Unsafe failures include:

• inventing facts
• hiding uncertainty
• taking risky actions without approval
• returning malformed outputs that silently pass downstream

The right failure design often matters as much as the happy path.

Roll out in small steps

The best first launch is usually narrow.

Useful rollout patterns include:

• internal beta
• read-only mode before write actions
• feature flags
• small cohorts
• human review for sensitive outputs

This gives you real usage data without giving the model too much operational authority too early.

Turn real usage into the next version

Strong LLM apps improve through a loop:

1. ship a narrow version
2. inspect traces
3. collect failures
4. add those failures to evals
5. improve prompts, retrieval, or tools
6. compare against a baseline
7. ship carefully again

That loop matters far more than getting the first architecture diagram exactly right.
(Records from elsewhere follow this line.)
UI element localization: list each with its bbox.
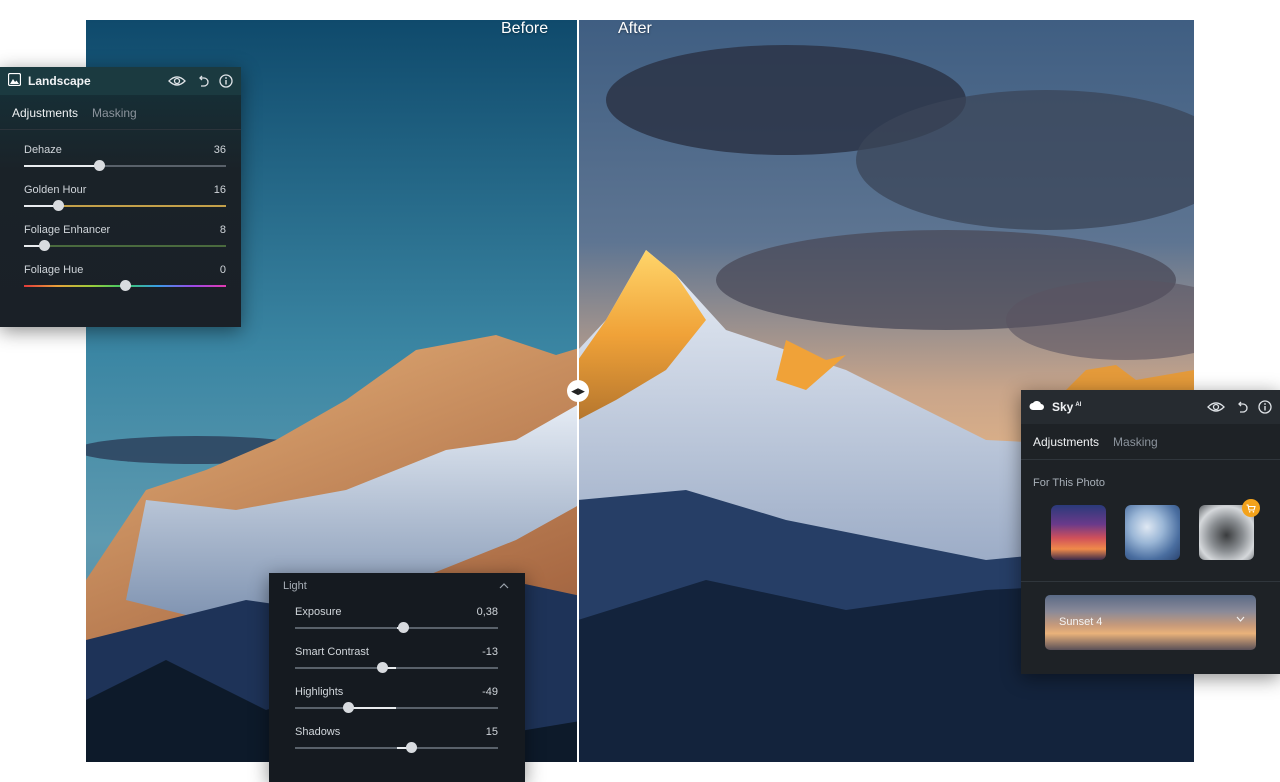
slider-track[interactable] bbox=[24, 160, 226, 171]
slider-knob[interactable] bbox=[377, 662, 389, 673]
sky-thumbnail-stormy[interactable] bbox=[1199, 499, 1260, 560]
after-label: After bbox=[618, 20, 652, 37]
double-arrow-icon[interactable]: ◀▶ bbox=[567, 380, 589, 402]
chevron-up-icon[interactable] bbox=[499, 580, 509, 592]
slider-value: -13 bbox=[482, 646, 498, 658]
sky-thumbnail-sunset[interactable] bbox=[1051, 505, 1106, 560]
slider-knob[interactable] bbox=[53, 200, 65, 211]
landscape-panel-title: Landscape bbox=[28, 74, 91, 88]
sky-panel-title: Sky AI bbox=[1052, 400, 1082, 414]
slider-track[interactable] bbox=[295, 702, 498, 713]
golden-hour-slider: Golden Hour 16 bbox=[24, 184, 226, 211]
sky-thumbnails bbox=[1021, 489, 1280, 560]
sky-panel-header: Sky AI bbox=[1021, 390, 1280, 424]
slider-knob[interactable] bbox=[342, 702, 354, 713]
slider-track[interactable] bbox=[24, 200, 226, 211]
landscape-panel: Landscape Adjustments Masking Dehaze 36 G… bbox=[0, 67, 241, 327]
light-panel: Light Exposure 0,38 Smart Contrast -13 Hig… bbox=[269, 573, 525, 782]
chevron-down-icon[interactable] bbox=[1236, 613, 1245, 625]
foliage-enhancer-slider: Foliage Enhancer 8 bbox=[24, 224, 226, 251]
slider-value: 0 bbox=[219, 264, 226, 276]
tab-adjustments[interactable]: Adjustments bbox=[1033, 435, 1099, 449]
slider-label: Golden Hour bbox=[24, 184, 87, 196]
tab-adjustments[interactable]: Adjustments bbox=[12, 106, 78, 120]
sky-preset-select[interactable]: Sunset 4 bbox=[1045, 595, 1256, 650]
slider-label: Foliage Hue bbox=[24, 264, 84, 276]
sky-tabs: Adjustments Masking bbox=[1021, 424, 1280, 460]
landscape-icon bbox=[7, 72, 22, 89]
for-this-photo-heading: For This Photo bbox=[1033, 477, 1105, 489]
slider-track[interactable] bbox=[295, 742, 498, 753]
sky-panel: Sky AI Adjustments Masking For This Photo… bbox=[1021, 390, 1280, 674]
undo-icon[interactable] bbox=[196, 75, 209, 88]
exposure-slider: Exposure 0,38 bbox=[295, 606, 498, 633]
cart-icon bbox=[1242, 499, 1260, 517]
slider-track[interactable] bbox=[24, 240, 226, 251]
eye-icon[interactable] bbox=[168, 75, 186, 87]
cloud-icon bbox=[1029, 400, 1045, 414]
tab-masking[interactable]: Masking bbox=[1113, 435, 1158, 449]
info-icon[interactable] bbox=[1258, 400, 1272, 414]
before-label: Before bbox=[501, 20, 549, 37]
slider-knob[interactable] bbox=[39, 240, 51, 251]
slider-track[interactable] bbox=[295, 662, 498, 673]
tab-masking[interactable]: Masking bbox=[92, 106, 137, 120]
undo-icon[interactable] bbox=[1235, 401, 1248, 414]
light-section-header[interactable]: Light bbox=[269, 573, 525, 592]
sky-preset-label: Sunset 4 bbox=[1059, 616, 1103, 628]
slider-label: Shadows bbox=[295, 726, 341, 738]
eye-icon[interactable] bbox=[1207, 401, 1225, 413]
highlights-slider: Highlights -49 bbox=[295, 686, 498, 713]
slider-label: Foliage Enhancer bbox=[24, 224, 111, 236]
slider-label: Highlights bbox=[295, 686, 344, 698]
info-icon[interactable] bbox=[219, 74, 233, 88]
slider-value: 15 bbox=[485, 726, 498, 738]
slider-value: 8 bbox=[219, 224, 226, 236]
slider-value: 36 bbox=[213, 144, 226, 156]
slider-value: 16 bbox=[213, 184, 226, 196]
slider-knob[interactable] bbox=[120, 280, 131, 291]
slider-track[interactable] bbox=[24, 280, 226, 291]
smart-contrast-slider: Smart Contrast -13 bbox=[295, 646, 498, 673]
slider-track[interactable] bbox=[295, 622, 498, 633]
slider-knob[interactable] bbox=[93, 160, 105, 171]
dehaze-slider: Dehaze 36 bbox=[24, 144, 226, 171]
landscape-tabs: Adjustments Masking bbox=[0, 95, 241, 130]
slider-label: Dehaze bbox=[24, 144, 62, 156]
slider-value: -49 bbox=[482, 686, 498, 698]
light-section-title: Light bbox=[283, 580, 307, 592]
slider-label: Smart Contrast bbox=[295, 646, 369, 658]
divider bbox=[1021, 581, 1280, 582]
slider-knob[interactable] bbox=[405, 742, 417, 753]
slider-value: 0,38 bbox=[476, 606, 498, 618]
landscape-panel-header: Landscape bbox=[0, 67, 241, 95]
sky-thumbnail-blue-cloudy[interactable] bbox=[1125, 505, 1180, 560]
slider-label: Exposure bbox=[295, 606, 342, 618]
foliage-hue-slider: Foliage Hue 0 bbox=[24, 264, 226, 291]
shadows-slider: Shadows 15 bbox=[295, 726, 498, 753]
slider-knob[interactable] bbox=[397, 622, 409, 633]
A practical reference architecture

For many first LLM apps, a simple architecture looks like this:

Frontend

• chat UI, form, dashboard, or upload flow

Backend

• model call
• prompt assembly
• output validation
• trace logging
• optional retrieval or tool orchestration

Data layer

• documents
• metadata
• traces
• evaluation examples

Quality layer

• manual review
• evals
• regression tracking
• production monitoring

That is enough to build real value in a lot of cases.

Final thoughts

If you want to build an LLM app from scratch, the smartest move is not to build the most advanced architecture you can imagine. It is to build the smallest architecture that can reliably solve a real user problem.

Start with the workflow. Keep the task narrow. Define the output contract. Add retrieval, tools, or agents only when the task truly demands them. Measure quality early. Watch real behavior closely. Expand only when the simpler version has already earned its next layer of complexity.

That is how good LLM apps are actually built.

FAQ

What is the first step in building an LLM app?

The first step is choosing a narrow, high-value problem with a clear success metric, rather than starting with the model or a vague idea like building a general AI assistant.

Do I need RAG or agents for my first LLM app?

No. Many strong first LLM apps work with simple prompts and structured outputs. Add RAG, tool use, or agents only when the task actually requires external knowledge, actions, or multi-step decision-making.

How do I know if my LLM app is good enough to ship?

You should define task-specific quality metrics, run evals on real examples, monitor latency and cost, and verify that the app behaves safely and consistently on common and edge-case inputs.

What is the biggest mistake teams make when building LLM apps?

The biggest mistake is overbuilding too early by adding too much complexity before the core workflow, quality bar, and user value are clearly understood.